The Classic Istanbul Tour

The day started with breakfast in the Hotel Nina.


I liked the big bowls of jam with whole fruit floating in a gooey sugar syrup. Apricot, sour cherry, strawberry and black berry. I suspect that for then Turks it wasn't jam so much as sauce-like addition to some other dish though just what I can't imagine.

The breakfast room has this wonderful view of the Blue Mosque with five and a half minarets silhouetted against the Bosphorus where it opens out into the Sea of Marmara. The typical Turkish breakfast spread looks like a salad bar. Very healthy! There was also a selection of typical Western fare and I was able to order fried eggs.

The breakfast buffet

The breakfast buffet

The full day “Classic Istanbul Tour”

The walking tour group was small, nine people including four other Aussies. There was a couple, originally Pakistanis, who live in Hobart and two English women who live in Wollumboola south of Sydney. Then there were the Americans that give American travellers a bad name. The woman never stopped verbalising her flow of conscience, her husband seemed a little strange, slightly absent, but perhaps it was just that he couldn’t get a chance to speak. Then there was her mother who scowled out from under a funny hat and wouldn’t obey instructions particularly when visiting the mosque.

A mini bus took us to the Topkapi Palace. Unlike European palaces which are large buildings with hundreds of rooms, this palace is comprised of numerous individual pavilions set in beautiful gardens overlooking the Bosphorus. At this time of year the gardens are a riot of colour with tulips, daffodils and pansies set out in large beds around extensive lawns dotted with large mature trees. A highly perfumed flower scented the air where ever we went. The trees have just started to develop a green fuzz of new growth.

The guide wanted us to visit the museums to see the treasures including the worlds largest diamond. That was of no interest to me so I wandered around outside photographing the architecture and enjoying the views of the Bosphorus.

Then we made our way through a gate in the ancient city wall to the Haghia Sophia the meaning of which is Divine Wisdom. Originally constructed by the Romans as a cathedral in 537, it was converted to a mosque in 1453. That’s when the minarets were added. In 1935 it became a museum. An architectural wonder to rival the greatest European cathedrals it remained the world’s largest cathedral for almost 1,000 years. Its central dome was the second second largest, only the Pantheon in Rome being a little larger. Amazingly the Hagia Sophia was constructed in just five years.

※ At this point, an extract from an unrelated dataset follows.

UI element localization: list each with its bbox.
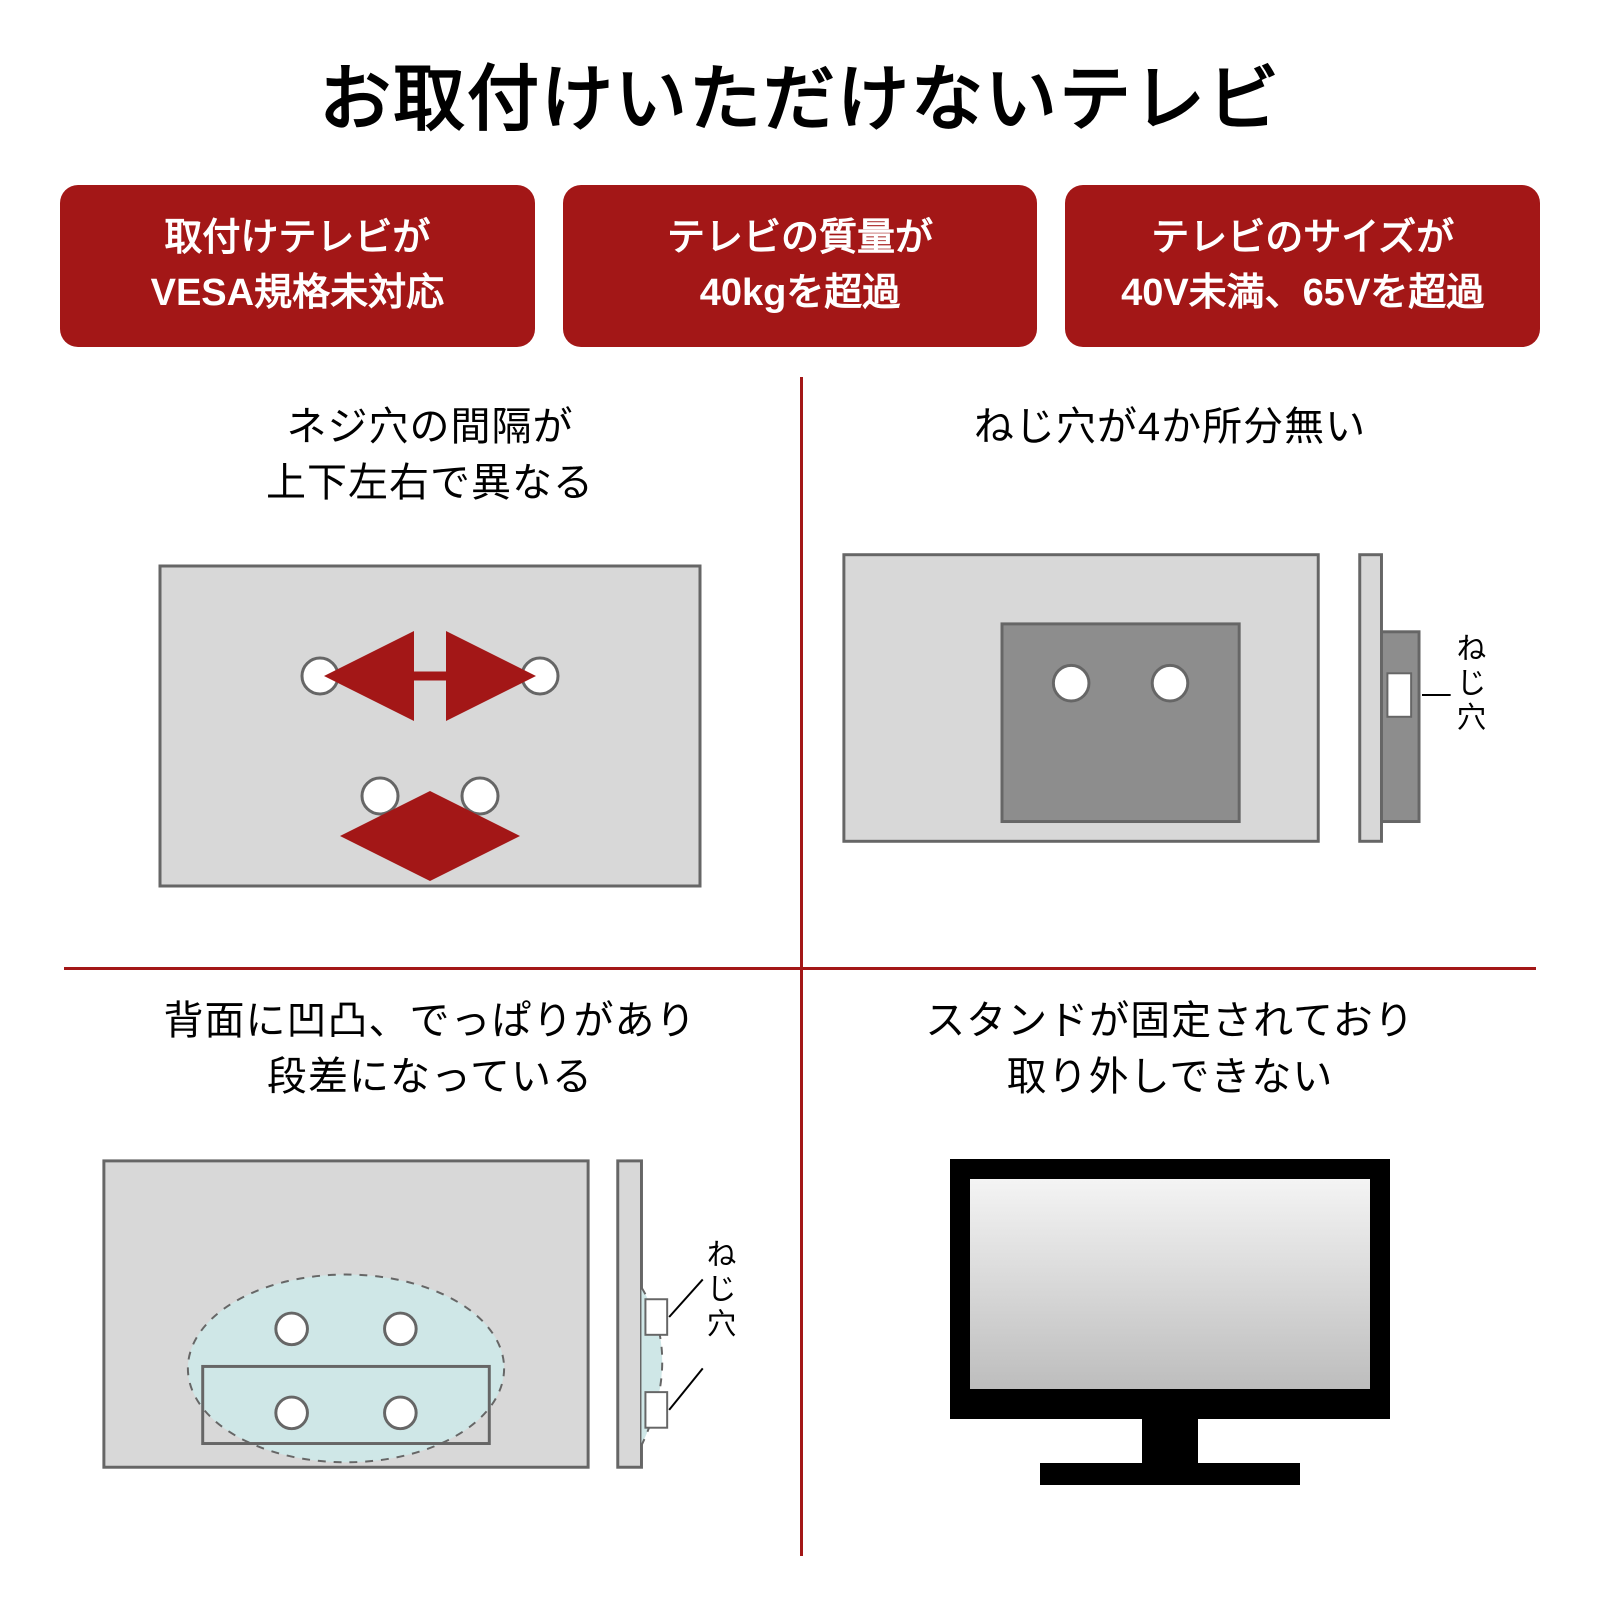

We then wandered through gardens to the site of the Roman Hippodrome where there are three columns. The bronze serpent column was taken from the Temple of Apollo at Delphi and relocated here to raise the image of the new Roman capital which was founded in 324 AD. It comprises three intertwined snakes the heads of which originally supported a golden bowl. The Christian Crusaders pillaged the bowl. At a later time the snake heads were destroyed.

Next there is the Egyptian Obelisk of Thutmose III. It was originally erected at the Temple of Karnak in Luxor but the Roman Emperor Theodosius the Great thought it would make a nice feature in the hippodrome so he had it relocated. With an age of about 3,500 years it doesn’t look a day over 300 and is a testament to the skills of the ancient Egyptians. Not to deny the Romans credit for doing an excellent job in relocating it without dropping and breaking it. An interesting point is that the base of these monuments is about 4 metres below the existing ground level. I asked the guide where all at the additional dirt came from. She said that underneath there is another whole city, in fact several. It is for that reason that Istanbul has trams rather than an extensive subway system. Any excavation will reveal ruins and the monuments of ancient cities and the archaeologist have a field day much, I imagine, to the frustration of developers.

Compared with the Egyptian obelisk, the third column looks a bit unkempt. Again the Crusaders are to blame for its condition. The structure, built in the 10th Century, is known as the Walled Obelisk and was beautifully clad in gilded bronze. You can still see the holes where the bronze plates were secured. The bronze was probably recast into statues and other paraphernalia now located in Christian churches.

Finally, the Sultan Ahmed Mosque which we know as the Blue Mosque not because it is blue, but because of the blue ceramic tiles that adorn the interior. Constructed in 1616 and reinforcing the guides comment about matters subterranean, the mosque rest on the foundations of a palace that formerly occupied the site. The vast roof dome is supported on four massive marble columns each eight metres in diameter. The finesse of the details and the remarkable state of preservation are impressive.

We made our way back to our individual hotels via the Grand Bazar. By the time I had returned to the hotel my phone told me I had walked 11 km.